Most cover crops are a fall affair. Planting seed like crimson clover or rye can be depressing because it means winter will soon sequester the barren land for three months.
Still, not all cover crops need the fall fixture for optimum growth. Buckwheat, also known as the “phosphorous pump”, is a beautiful and beneficial addition to a summer garden.
Buckwheat is unique in its ability to mine phosphorous from the soil into its roots. Buckwheat planted alongside phosphorous lovers like tomatoes can greatly increase the tomato’s propensity for fruit production. It’s also a phenomenal weed suppressor despite its hollow shoots.
Best of all, it attracts a wealth of pollinators and beneficial insects (especially aphid enemy, the lacewing) into the garden.
Here’s some more info on buckwheat and beneficials by gardening expert, Paul Allen Smith:
Buckwheat seed is cheap and prolific and can grow in even the most dismal of soils. Plan out how you want to spread the seed. You can either plant them between your rows of veggies or in a new empty garden plot in need of phosphorous. Simply broadcast the seed. Rake in gently, add water, and within a few days, the seeds will sprout.

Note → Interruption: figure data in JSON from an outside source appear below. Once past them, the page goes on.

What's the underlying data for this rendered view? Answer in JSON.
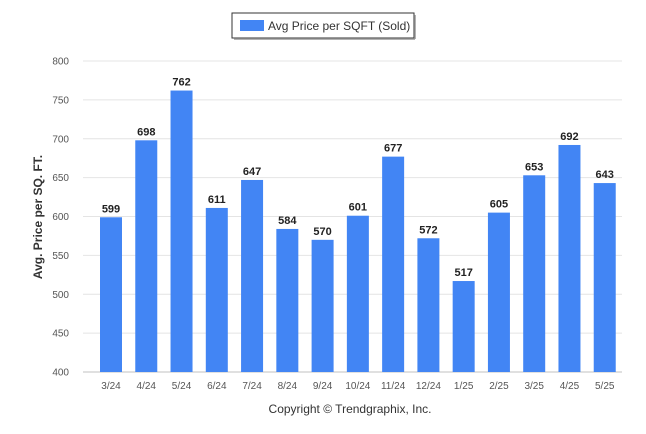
{
  "chart_data": {
    "type": "bar",
    "categories": [
      "3/24",
      "4/24",
      "5/24",
      "6/24",
      "7/24",
      "8/24",
      "9/24",
      "10/24",
      "11/24",
      "12/24",
      "1/25",
      "2/25",
      "3/25",
      "4/25",
      "5/25"
    ],
    "series": [
      {
        "name": "Avg Price per SQFT (Sold)",
        "values": [
          599,
          698,
          762,
          611,
          647,
          584,
          570,
          601,
          677,
          572,
          517,
          605,
          653,
          692,
          643
        ],
        "color": "#4285f4"
      }
    ],
    "ylabel": "Avg. Price per SQ. FT.",
    "xlabel": "",
    "ylim": [
      400,
      800
    ],
    "yticks": [
      400,
      450,
      500,
      550,
      600,
      650,
      700,
      750,
      800
    ],
    "grid": true,
    "legend_position": "top-center"
  },
  "footer": {
    "copyright": "Copyright © Trendgraphix, Inc."
  }
}
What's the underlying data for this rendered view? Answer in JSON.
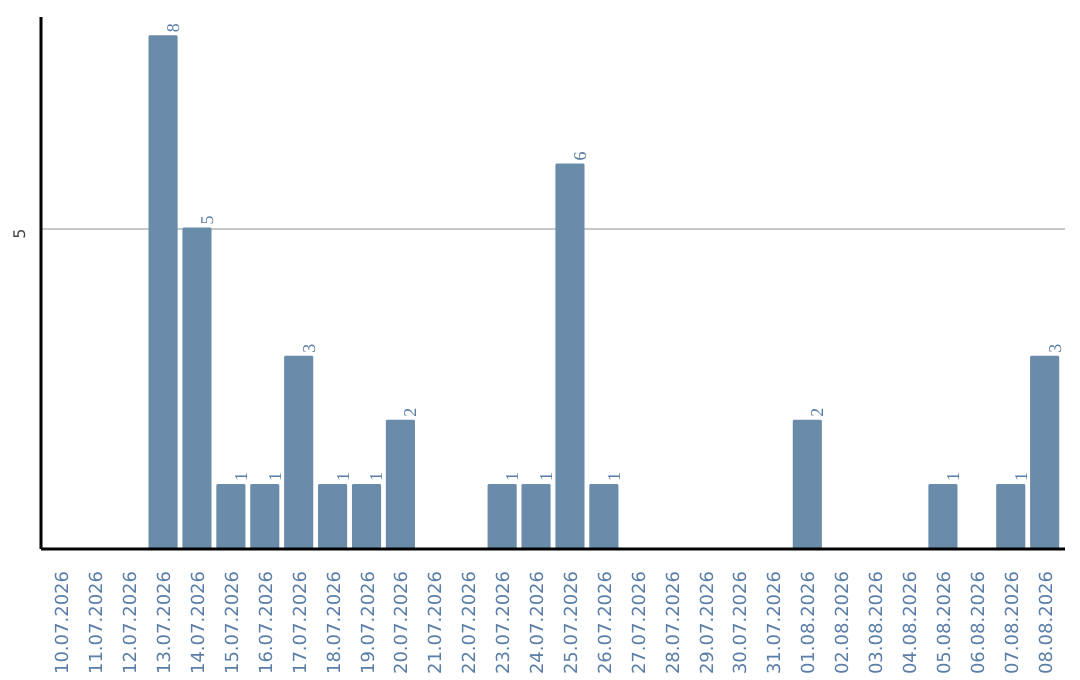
{
  "chart_data": {
    "type": "bar",
    "categories": [
      "10.07.2026",
      "11.07.2026",
      "12.07.2026",
      "13.07.2026",
      "14.07.2026",
      "15.07.2026",
      "16.07.2026",
      "17.07.2026",
      "18.07.2026",
      "19.07.2026",
      "20.07.2026",
      "21.07.2026",
      "22.07.2026",
      "23.07.2026",
      "24.07.2026",
      "25.07.2026",
      "26.07.2026",
      "27.07.2026",
      "28.07.2026",
      "29.07.2026",
      "30.07.2026",
      "31.07.2026",
      "01.08.2026",
      "02.08.2026",
      "03.08.2026",
      "04.08.2026",
      "05.08.2026",
      "06.08.2026",
      "07.08.2026",
      "08.08.2026"
    ],
    "values": [
      0,
      0,
      0,
      8,
      5,
      1,
      1,
      3,
      1,
      1,
      2,
      0,
      0,
      1,
      1,
      6,
      1,
      0,
      0,
      0,
      0,
      0,
      2,
      0,
      0,
      0,
      1,
      0,
      1,
      3
    ],
    "value_labels": [
      null,
      null,
      null,
      "8",
      "5",
      "1",
      "1",
      "3",
      "1",
      "1",
      "2",
      null,
      null,
      "1",
      "1",
      "6",
      "1",
      null,
      null,
      null,
      null,
      null,
      "2",
      null,
      null,
      null,
      "1",
      null,
      "1",
      "3"
    ],
    "color": "#6a8caa",
    "ylim": [
      0,
      8.3
    ],
    "yticks": [
      5
    ],
    "grid": "y"
  }
}
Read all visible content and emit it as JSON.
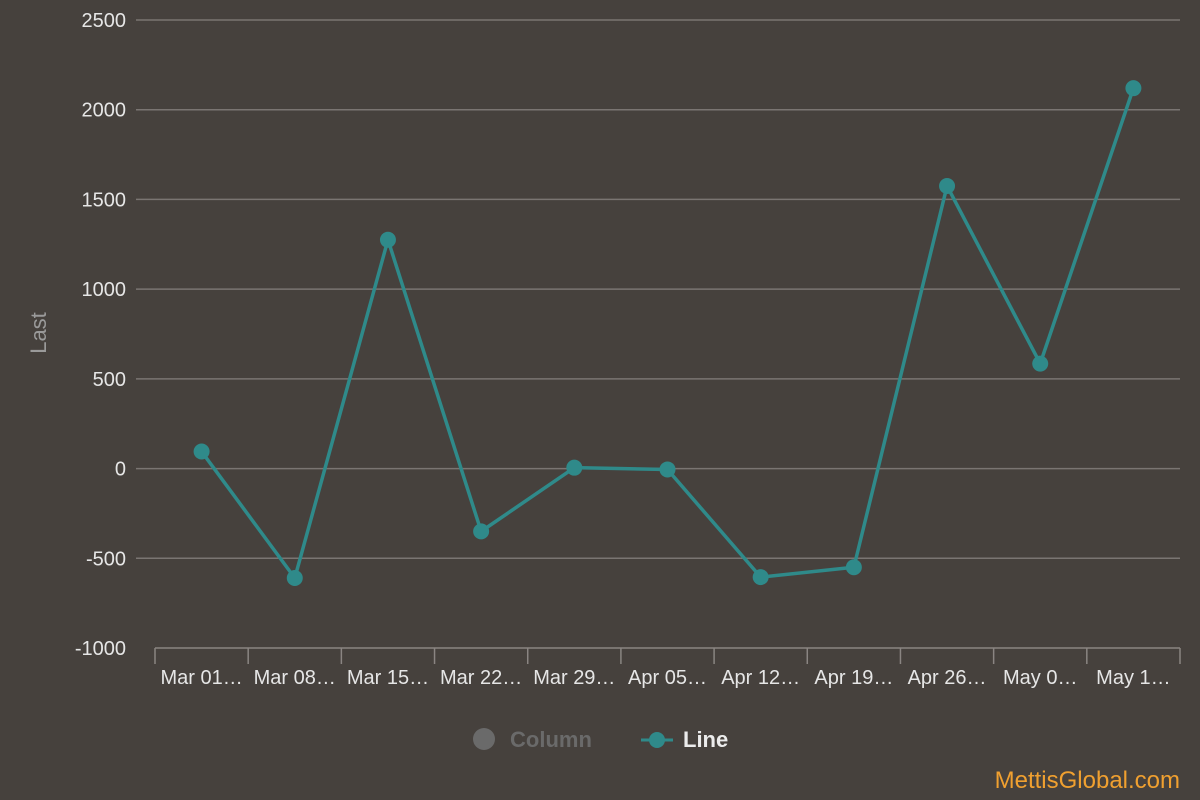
{
  "chart_data": {
    "type": "line",
    "ylabel": "Last",
    "ylim": [
      -1000,
      2500
    ],
    "yticks": [
      -1000,
      -500,
      0,
      500,
      1000,
      1500,
      2000,
      2500
    ],
    "grid": true,
    "categories": [
      "Mar 01…",
      "Mar 08…",
      "Mar 15…",
      "Mar 22…",
      "Mar 29…",
      "Apr 05…",
      "Apr 12…",
      "Apr 19…",
      "Apr 26…",
      "May 0…",
      "May 1…"
    ],
    "series": [
      {
        "name": "Line",
        "color": "#2f8a8a",
        "values": [
          95,
          -610,
          1275,
          -350,
          5,
          -5,
          -605,
          -550,
          1575,
          585,
          2120
        ]
      }
    ],
    "legend": {
      "placement": "bottom-center",
      "items": [
        {
          "label": "Column",
          "state": "hidden",
          "color": "#6a6a6a"
        },
        {
          "label": "Line",
          "state": "visible",
          "color": "#2f8a8a"
        }
      ]
    },
    "credit": "MettisGlobal.com"
  }
}
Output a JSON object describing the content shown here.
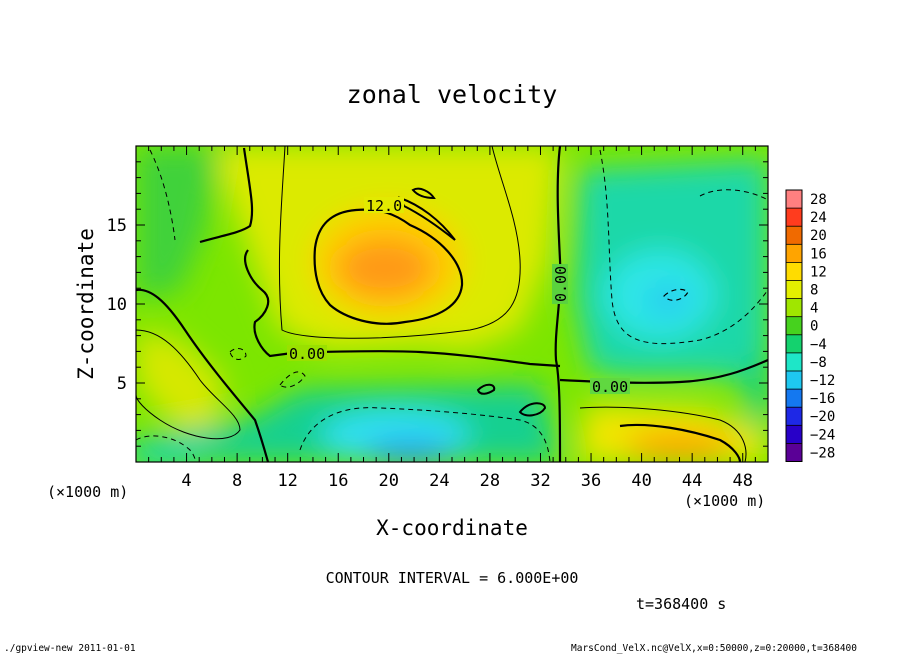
{
  "chart_data": {
    "type": "heatmap",
    "title": "zonal velocity",
    "xlabel": "X-coordinate",
    "ylabel": "Z-coordinate",
    "x_unit_label": "(×1000 m)",
    "y_unit_label": "(×1000 m)",
    "xlim": [
      0,
      50
    ],
    "ylim": [
      0,
      20
    ],
    "x_ticks": [
      4,
      8,
      12,
      16,
      20,
      24,
      28,
      32,
      36,
      40,
      44,
      48
    ],
    "y_ticks": [
      5,
      10,
      15
    ],
    "color_scale": {
      "levels": [
        28,
        24,
        20,
        16,
        12,
        8,
        4,
        0,
        -4,
        -8,
        -12,
        -16,
        -20,
        -24,
        -28
      ],
      "colors": [
        "#ff8080",
        "#ff3c1e",
        "#f06a00",
        "#ffa400",
        "#ffdc00",
        "#e4f000",
        "#a0e600",
        "#46d21e",
        "#14d26e",
        "#1ee6c8",
        "#1ec8f0",
        "#1478f0",
        "#1e28e6",
        "#2800c8",
        "#5a0096"
      ]
    },
    "contour_interval": "CONTOUR INTERVAL = 6.000E+00",
    "contour_labels": [
      "12.0",
      "0.00",
      "0.00",
      "0.00"
    ],
    "time_label": "t=368400 s",
    "fields": [
      {
        "name": "jet core",
        "x": 20,
        "z": 12.5,
        "value": 16
      },
      {
        "name": "lower right maximum",
        "x": 43.5,
        "z": 1.0,
        "value": 14
      },
      {
        "name": "lower center minimum",
        "x": 22,
        "z": 1.0,
        "value": -11
      },
      {
        "name": "right negative cell",
        "x": 42,
        "z": 10,
        "value": -9
      }
    ]
  },
  "footer": {
    "left": "./gpview-new  2011-01-01",
    "right": "MarsCond_VelX.nc@VelX,x=0:50000,z=0:20000,t=368400"
  }
}
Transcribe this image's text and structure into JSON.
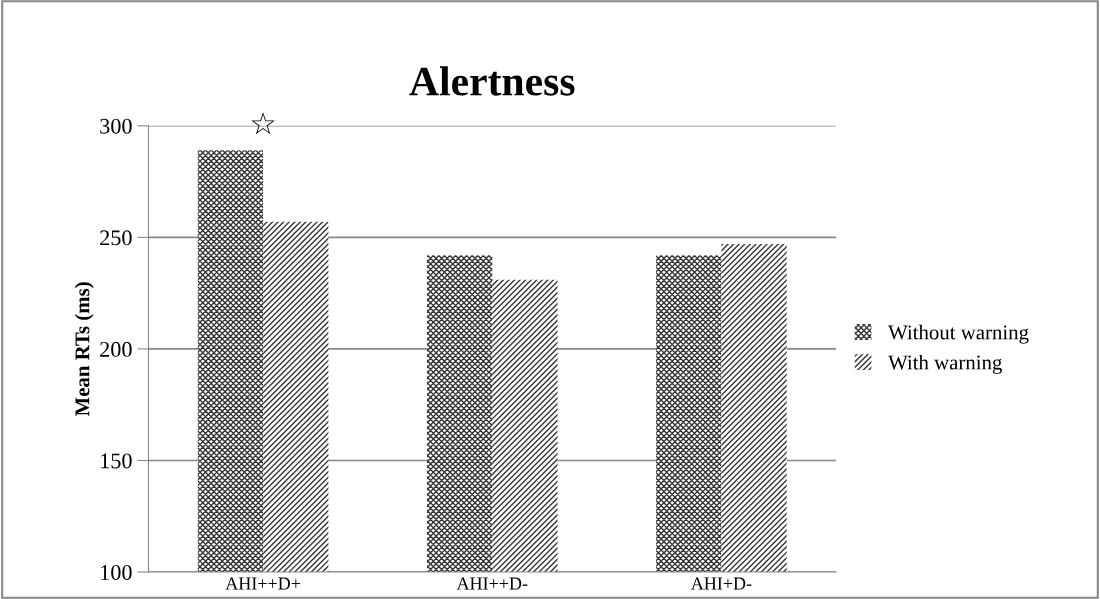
{
  "chart_data": {
    "type": "bar",
    "title": "Alertness",
    "ylabel": "Mean RTs (ms)",
    "categories": [
      "AHI++D+",
      "AHI++D-",
      "AHI+D-"
    ],
    "series": [
      {
        "name": "Without warning",
        "color": "#333333",
        "values": [
          289,
          242,
          242
        ]
      },
      {
        "name": "With warning",
        "color": "#333333",
        "values": [
          257,
          231,
          247
        ]
      }
    ],
    "ylim": [
      100,
      300
    ],
    "yticks": [
      100,
      150,
      200,
      250,
      300
    ],
    "grid": "y",
    "legend": "right",
    "annotations": [
      "☆"
    ]
  }
}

Once buckwheat is a month old and flowering, go ahead and rototill or hand till back into the earth. This gives the area a nice green manure of phosphorous goodness. Plus, if buckwheat goes to seed, the gardener can be overwhelmed by the spread of buckwheat everywhere!
If the season is still warm, go ahead and plant another batch. And if you have a plot of just buckwheat, rototill the last batch during the fall, and then add your fall cover crops. The next season, you will have a plot full of both phosphorous and nitrogen rich properties. In fact, fertilizers can be kept to a minimum with this sort of green manure planning.